Le Japon paie vingt-cinq milliards pour la crise iranienne

19 May 2026 Publié | Traduit de l'espagnol

Les entreprises mondiales au Japon font face à une facture de 25 milliards de dollars en raison du conflit avec l'Iran, et ce chiffre ne cesse d'augmenter. Le contrôle iranien du détroit d'Ormuz fait grimper les prix de l'énergie, brise les chaînes d'approvisionnement et bloque les routes commerciales. Les fabricants et les compagnies maritimes absorbent ces coûts, qui finissent dans les poches des consommateurs.

Port industriel japonais au coucher du soleil, immense cargo amarré avec des conteneurs, pétrolier arrêté au milieu du détroit, grue figée en plein mouvement tandis qu'un graphique de chaîne d'approvisionnement sur un moniteur voisin montre un pic rouge, conteneurs empilés avec des bandes d'avertissement, panneau d'affichage des prix du carburant affichant des chiffres de crise, jauges de tableau de bord montrant des coûts croissants, visualisation d'ingénierie photoréaliste, éclairage industriel à fort contraste, reflets métalliques sur la coque du navire, fumée des cheminées de raffinerie, ciel dramatique avec nuages d'orage, structures mécaniques ultra-détaillées, plan large cinématographique

La logistique intelligente se heurte au détroit d'Ormuz 🚢

Les chaînes d'approvisionnement, optimisées avec des systèmes de gestion des stocks et des itinéraires prédictifs, échouent lorsque le trafic maritime s'arrête. Les algorithmes ne peuvent pas contourner un goulot d'étranglement physique. Des entreprises japonaises comme Toyota et Mitsubishi recourent à des routes alternatives par le cap de Bonne-Espérance, ajoutant 10 jours de voyage et 20 % de coûts supplémentaires. La technologie ne remplace pas la géopolitique.
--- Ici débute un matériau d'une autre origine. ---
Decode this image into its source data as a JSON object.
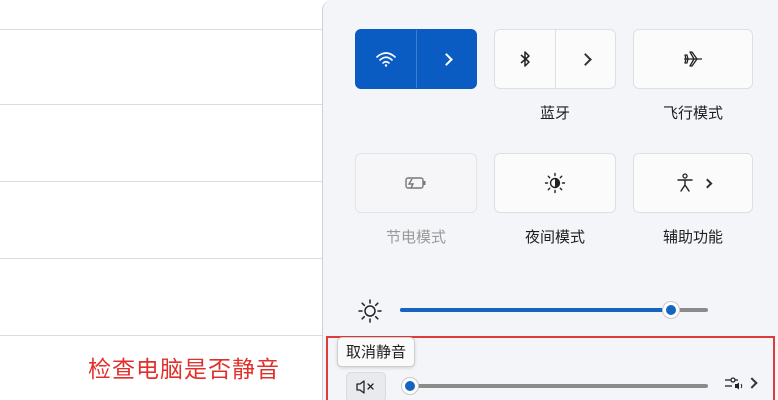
{
  "tiles": {
    "wifi": {
      "label": ""
    },
    "bluetooth": {
      "label": "蓝牙"
    },
    "airplane": {
      "label": "飞行模式"
    },
    "battery_saver": {
      "label": "节电模式"
    },
    "night_light": {
      "label": "夜间模式"
    },
    "accessibility": {
      "label": "辅助功能"
    }
  },
  "brightness": {
    "level_percent": 88
  },
  "volume": {
    "level_percent": 0,
    "tooltip": "取消静音",
    "muted": true
  },
  "annotation": {
    "text": "检查电脑是否静音"
  },
  "colors": {
    "accent": "#0a5cc2",
    "highlight": "#e03a3a"
  },
  "icons": [
    "wifi-icon",
    "bluetooth-icon",
    "airplane-icon",
    "battery-saver-icon",
    "night-light-icon",
    "accessibility-icon",
    "brightness-icon",
    "speaker-muted-icon",
    "audio-output-icon",
    "chevron-right-icon"
  ]
}
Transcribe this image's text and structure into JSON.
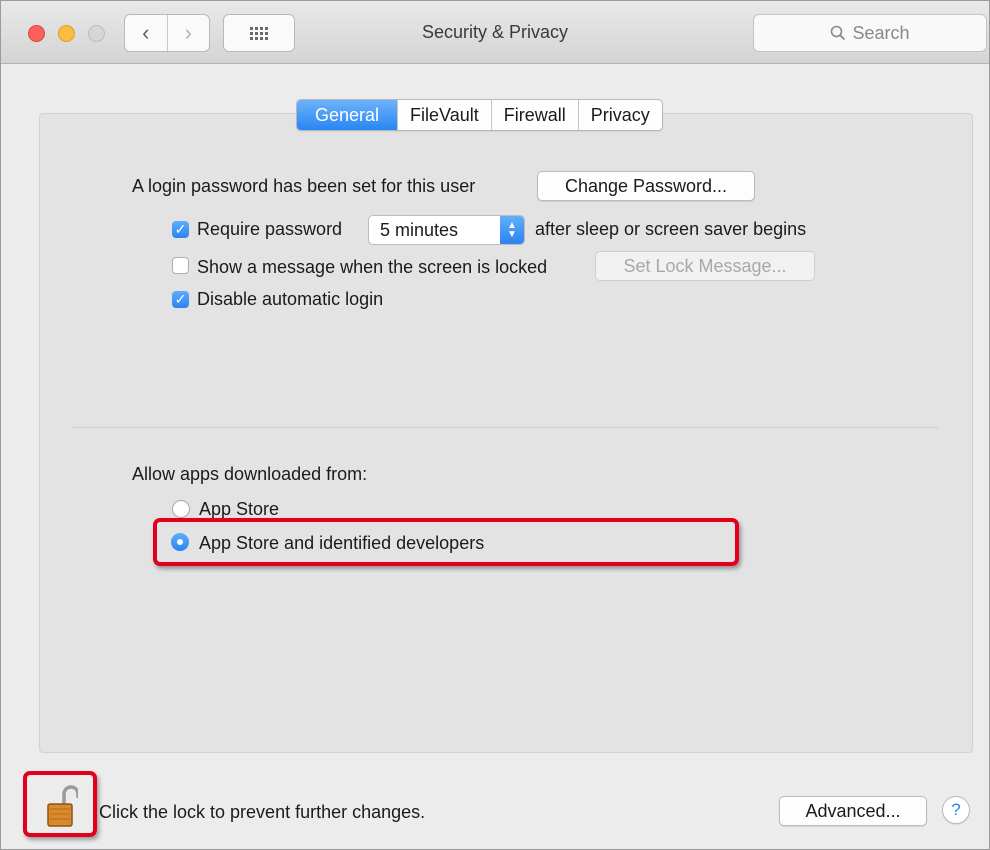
{
  "window": {
    "title": "Security & Privacy",
    "search_placeholder": "Search",
    "traffic_lights": [
      "#fc605c",
      "#fdbc40",
      "#d0d0d0"
    ]
  },
  "toolbar": {
    "back_glyph": "‹",
    "forward_glyph": "›"
  },
  "tabs": [
    {
      "label": "General",
      "selected": true
    },
    {
      "label": "FileVault",
      "selected": false
    },
    {
      "label": "Firewall",
      "selected": false
    },
    {
      "label": "Privacy",
      "selected": false
    }
  ],
  "general": {
    "login_text": "A login password has been set for this user",
    "change_password_label": "Change Password...",
    "require_password": {
      "label": "Require password",
      "checked": true
    },
    "require_password_delay": "5 minutes",
    "after_sleep_text": "after sleep or screen saver begins",
    "show_message": {
      "label": "Show a message when the screen is locked",
      "checked": false
    },
    "set_lock_message_label": "Set Lock Message...",
    "disable_auto_login": {
      "label": "Disable automatic login",
      "checked": true
    },
    "allow_apps_label": "Allow apps downloaded from:",
    "app_sources": [
      {
        "label": "App Store",
        "selected": false
      },
      {
        "label": "App Store and identified developers",
        "selected": true
      }
    ]
  },
  "footer": {
    "lock_text": "Click the lock to prevent further changes.",
    "advanced_label": "Advanced...",
    "help_glyph": "?"
  },
  "colors": {
    "accent": "#2a86f3",
    "highlight": "#e3001b"
  }
}
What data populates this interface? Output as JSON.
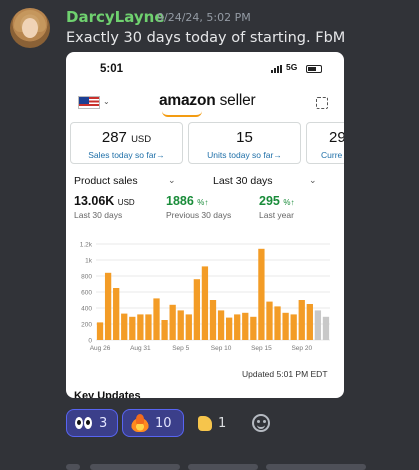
{
  "message": {
    "username": "DarcyLayne",
    "timestamp": "9/24/24, 5:02 PM",
    "text": "Exactly 30 days today of starting. FbM"
  },
  "screenshot": {
    "status_time": "5:01",
    "network": "5G",
    "brand_primary": "amazon",
    "brand_secondary": "seller",
    "cards": [
      {
        "value": "287",
        "unit": "USD",
        "label": "Sales today so far→"
      },
      {
        "value": "15",
        "unit": "",
        "label": "Units today so far→"
      },
      {
        "value": "29",
        "unit": "",
        "label": "Curre"
      }
    ],
    "selector_metric": "Product sales",
    "selector_range": "Last 30 days",
    "metrics": [
      {
        "value": "13.06K",
        "unit": "USD",
        "label": "Last 30 days"
      },
      {
        "value": "1886",
        "unit": "%↑",
        "label": "Previous 30 days"
      },
      {
        "value": "295",
        "unit": "%↑",
        "label": "Last year"
      }
    ],
    "updated": "Updated 5:01 PM EDT",
    "key_updates": "Key Updates",
    "colors": {
      "bar": "#f39c26",
      "bar_pending": "#c8c8c8",
      "link": "#1e6fa8",
      "up": "#1a8c3a"
    }
  },
  "chart_data": {
    "type": "bar",
    "title": "",
    "xlabel": "",
    "ylabel": "",
    "ylim": [
      0,
      1200
    ],
    "y_ticks": [
      "0",
      "200",
      "400",
      "600",
      "800",
      "1k",
      "1.2k"
    ],
    "x_tick_labels": [
      "Aug 26",
      "Aug 31",
      "Sep 5",
      "Sep 10",
      "Sep 15",
      "Sep 20"
    ],
    "values": [
      220,
      840,
      650,
      330,
      290,
      320,
      320,
      520,
      250,
      440,
      370,
      320,
      760,
      920,
      500,
      370,
      280,
      320,
      340,
      290,
      1140,
      480,
      420,
      340,
      320,
      500,
      450,
      370,
      290
    ],
    "pending_from_index": 27
  },
  "reactions": [
    {
      "icon": "eyes-icon",
      "count": "3",
      "active": true
    },
    {
      "icon": "fire-icon",
      "count": "10",
      "active": true
    },
    {
      "icon": "thumbs-up-icon",
      "count": "1",
      "active": false
    }
  ]
}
L'Iran nous vend du pétrole et des factures d'électricité 💡

Pendant que les dirigeants japonais calculent les pertes, l'Iran se frotte les mains. Chaque baril qui ne passe pas par Ormuz est une excuse parfaite pour augmenter les prix. Les compagnies maritimes, entre rires nerveux, facturent des assurances de guerre qui ressemblent à des abonnements Netflix. Les consommateurs japonais, quant à eux, éteignent le chauffage et se souviennent avec tendresse de l'époque où le seul drame mondial était le prix des ramen instantanés.